Last week I was hit with some form of viral illness. Initially I thought it was the flu and was a bit upset since I got the flu shot twice last year! Until I started speaking to another doctor who reminded me about the common cold.
Sometimes, we use cold and flu interchangeably but they are actually different. The thing is, they’re so similar based on symptoms its really hard to decide which is which, and often times you have to do a nasopharyngeal swab (a swab of the back of the nose) to isolate the virus causing the illness in order to really know.
The common cold is generally milder than the flu and are much less likely to lead to complications such as pneumonia, which is an infection of the lungs and rest of the lower respiratory tract. Persons can also go on to get ear or sinus infections from the flu.
Persons who are most at risk for getting complications from the flu are going to be those who have chronic illnesses, pregnant women, adults 65 and older and children younger than 5.

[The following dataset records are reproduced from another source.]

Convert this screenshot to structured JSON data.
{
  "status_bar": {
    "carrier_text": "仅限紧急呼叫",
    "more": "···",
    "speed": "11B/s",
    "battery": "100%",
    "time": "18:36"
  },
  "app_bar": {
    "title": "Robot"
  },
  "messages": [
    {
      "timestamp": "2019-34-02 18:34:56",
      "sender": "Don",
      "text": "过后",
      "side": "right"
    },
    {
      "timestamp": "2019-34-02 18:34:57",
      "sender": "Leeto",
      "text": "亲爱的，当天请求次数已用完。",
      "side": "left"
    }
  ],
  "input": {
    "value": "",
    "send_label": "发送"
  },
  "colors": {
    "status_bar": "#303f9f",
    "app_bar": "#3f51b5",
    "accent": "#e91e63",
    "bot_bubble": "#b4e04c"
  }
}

At the end of the day, they may be difficult to differentiate. If you have any of the above risk factors, go to your doctor.
In general, both are treated more or less the same: Lot’s of rest and hydration. If you think you have the flu, tamiflu which is an antiviral called Oseltamivir can help within the first 48 hours of the symptoms presenting.
But you can treat the individual symptoms too:
Pain and fever? Take pandal
Stuffiness? Normal saline nose drops work
Sore throat? lozenges and honey… anything that coats the throat can soothe it.
Over the counter cold treatments can also work to relieve symptoms.
Whether cold or flu, don’t be afraid to seek medical advice, especially if you’re not getting better. Remember to get your flu shot. And take it easy.
Did I have the cold or did I have the flu? Only a nasopharyngeal swab will tell- but I’m willing to bed it was the common cold!